I had to laugh, as I don’t think of myself that way.

I spent almost all of my 30s and into my mid-40s struggling with clinical depression. I was the most unhappy person I knew!

Except when I wasn’t depressed, and then I was one of the happiest people I knew.

(These swings drove Steve to distraction, as you can imagine.)

But the thing is, I only can do my artwork when I’m in a good place emotionally. (I know that many people find doing art a therapeutic way to work their way through depression, but for me, I just can’t put pencil to paper when I’m crying or “down.”)

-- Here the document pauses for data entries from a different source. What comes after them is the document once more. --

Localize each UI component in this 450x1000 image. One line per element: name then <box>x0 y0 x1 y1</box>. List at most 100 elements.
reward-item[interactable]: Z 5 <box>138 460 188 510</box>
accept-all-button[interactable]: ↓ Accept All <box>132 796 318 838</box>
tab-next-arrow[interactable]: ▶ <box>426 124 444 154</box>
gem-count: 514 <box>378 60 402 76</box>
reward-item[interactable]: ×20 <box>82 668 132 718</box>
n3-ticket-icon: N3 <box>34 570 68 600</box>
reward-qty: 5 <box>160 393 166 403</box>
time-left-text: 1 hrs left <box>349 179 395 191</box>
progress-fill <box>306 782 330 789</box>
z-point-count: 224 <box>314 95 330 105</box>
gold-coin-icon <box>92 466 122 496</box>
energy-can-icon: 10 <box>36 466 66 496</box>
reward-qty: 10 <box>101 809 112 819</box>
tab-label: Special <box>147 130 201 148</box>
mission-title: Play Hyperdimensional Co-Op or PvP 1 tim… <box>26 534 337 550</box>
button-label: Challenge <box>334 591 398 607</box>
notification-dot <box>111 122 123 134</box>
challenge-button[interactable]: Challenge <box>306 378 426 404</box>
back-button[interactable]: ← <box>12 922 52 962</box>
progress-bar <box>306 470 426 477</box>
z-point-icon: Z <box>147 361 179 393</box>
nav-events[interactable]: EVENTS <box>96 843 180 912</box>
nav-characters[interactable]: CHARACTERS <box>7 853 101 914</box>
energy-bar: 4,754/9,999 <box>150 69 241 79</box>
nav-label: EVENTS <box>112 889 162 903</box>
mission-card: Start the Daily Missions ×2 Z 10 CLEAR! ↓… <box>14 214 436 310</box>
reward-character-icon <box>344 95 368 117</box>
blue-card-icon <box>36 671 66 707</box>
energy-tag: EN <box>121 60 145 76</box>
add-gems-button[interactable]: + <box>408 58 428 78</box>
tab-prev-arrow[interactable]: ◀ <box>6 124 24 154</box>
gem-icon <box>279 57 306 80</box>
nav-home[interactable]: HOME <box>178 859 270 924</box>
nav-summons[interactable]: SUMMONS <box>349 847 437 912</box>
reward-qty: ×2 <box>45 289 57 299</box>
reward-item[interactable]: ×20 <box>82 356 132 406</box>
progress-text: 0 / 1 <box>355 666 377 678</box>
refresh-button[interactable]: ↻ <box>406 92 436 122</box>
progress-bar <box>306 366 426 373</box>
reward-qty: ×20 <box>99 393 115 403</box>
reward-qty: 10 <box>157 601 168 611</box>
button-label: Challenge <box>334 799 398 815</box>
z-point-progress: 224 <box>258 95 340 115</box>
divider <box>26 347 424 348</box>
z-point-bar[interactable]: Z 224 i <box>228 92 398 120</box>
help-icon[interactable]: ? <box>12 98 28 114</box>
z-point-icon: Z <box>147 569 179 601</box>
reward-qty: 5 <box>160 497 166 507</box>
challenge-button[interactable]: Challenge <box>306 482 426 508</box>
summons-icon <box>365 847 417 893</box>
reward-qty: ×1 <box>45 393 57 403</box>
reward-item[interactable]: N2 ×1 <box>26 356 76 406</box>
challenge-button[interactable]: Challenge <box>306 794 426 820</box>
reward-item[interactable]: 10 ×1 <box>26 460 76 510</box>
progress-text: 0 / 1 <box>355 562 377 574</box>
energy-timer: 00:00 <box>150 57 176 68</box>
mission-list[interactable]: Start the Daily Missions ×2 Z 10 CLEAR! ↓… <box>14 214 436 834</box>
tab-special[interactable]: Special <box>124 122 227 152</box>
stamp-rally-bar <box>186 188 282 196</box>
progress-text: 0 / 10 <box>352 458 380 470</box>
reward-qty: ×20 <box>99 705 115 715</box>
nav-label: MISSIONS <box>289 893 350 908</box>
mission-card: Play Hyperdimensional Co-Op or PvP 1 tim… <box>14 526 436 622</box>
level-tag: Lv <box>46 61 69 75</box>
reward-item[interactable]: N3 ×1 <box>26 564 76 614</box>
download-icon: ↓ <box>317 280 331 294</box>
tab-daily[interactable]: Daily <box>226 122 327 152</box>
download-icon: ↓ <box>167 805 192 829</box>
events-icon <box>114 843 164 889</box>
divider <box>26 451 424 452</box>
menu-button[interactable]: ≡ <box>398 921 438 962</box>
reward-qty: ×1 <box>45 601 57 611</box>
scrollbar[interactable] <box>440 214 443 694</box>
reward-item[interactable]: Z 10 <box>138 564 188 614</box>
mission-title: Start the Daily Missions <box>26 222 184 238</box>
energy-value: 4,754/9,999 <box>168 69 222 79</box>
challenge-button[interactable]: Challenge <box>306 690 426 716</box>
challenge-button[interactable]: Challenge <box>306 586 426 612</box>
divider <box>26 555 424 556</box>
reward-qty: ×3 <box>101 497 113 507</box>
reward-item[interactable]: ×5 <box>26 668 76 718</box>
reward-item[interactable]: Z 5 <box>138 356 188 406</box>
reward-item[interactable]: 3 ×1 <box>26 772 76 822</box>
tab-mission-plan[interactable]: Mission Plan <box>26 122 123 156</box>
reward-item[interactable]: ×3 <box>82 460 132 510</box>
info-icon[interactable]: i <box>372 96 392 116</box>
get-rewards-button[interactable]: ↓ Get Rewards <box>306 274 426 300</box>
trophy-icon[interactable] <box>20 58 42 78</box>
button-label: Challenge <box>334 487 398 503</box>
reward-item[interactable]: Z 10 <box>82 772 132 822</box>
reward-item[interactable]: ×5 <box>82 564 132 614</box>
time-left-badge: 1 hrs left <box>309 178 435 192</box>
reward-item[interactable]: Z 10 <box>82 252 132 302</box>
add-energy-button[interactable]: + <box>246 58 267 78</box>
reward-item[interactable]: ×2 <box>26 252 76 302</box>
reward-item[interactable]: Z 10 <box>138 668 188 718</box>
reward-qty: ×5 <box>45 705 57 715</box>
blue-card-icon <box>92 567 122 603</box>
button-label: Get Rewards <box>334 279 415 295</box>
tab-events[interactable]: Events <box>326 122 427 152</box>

I’ve been in a much better place emotionally the past five years or so. I’ve tried to work my way through the depression in as many ways as possible — therapy, anti-depressents, thyroid diagnosis and treatment, and now, exercise — and it seems to be paying off. Yay!

But for some reason I felt the need to set the record straight on this: Life is hard, it’s not easy, and I don’t run around with joy overflowing every minute (and in some ways I wouldn’t want to — how annoying for everyone around me!). I’m a depressive currently in a remission of sorts and am grateful for each day that I wake up feeling good.

Today I feel good, and I’m grateful!

If you’ve made it through this surprisingly “deep” post, I wish you the very best today as we all struggle with this difficult and wonderful thing called life.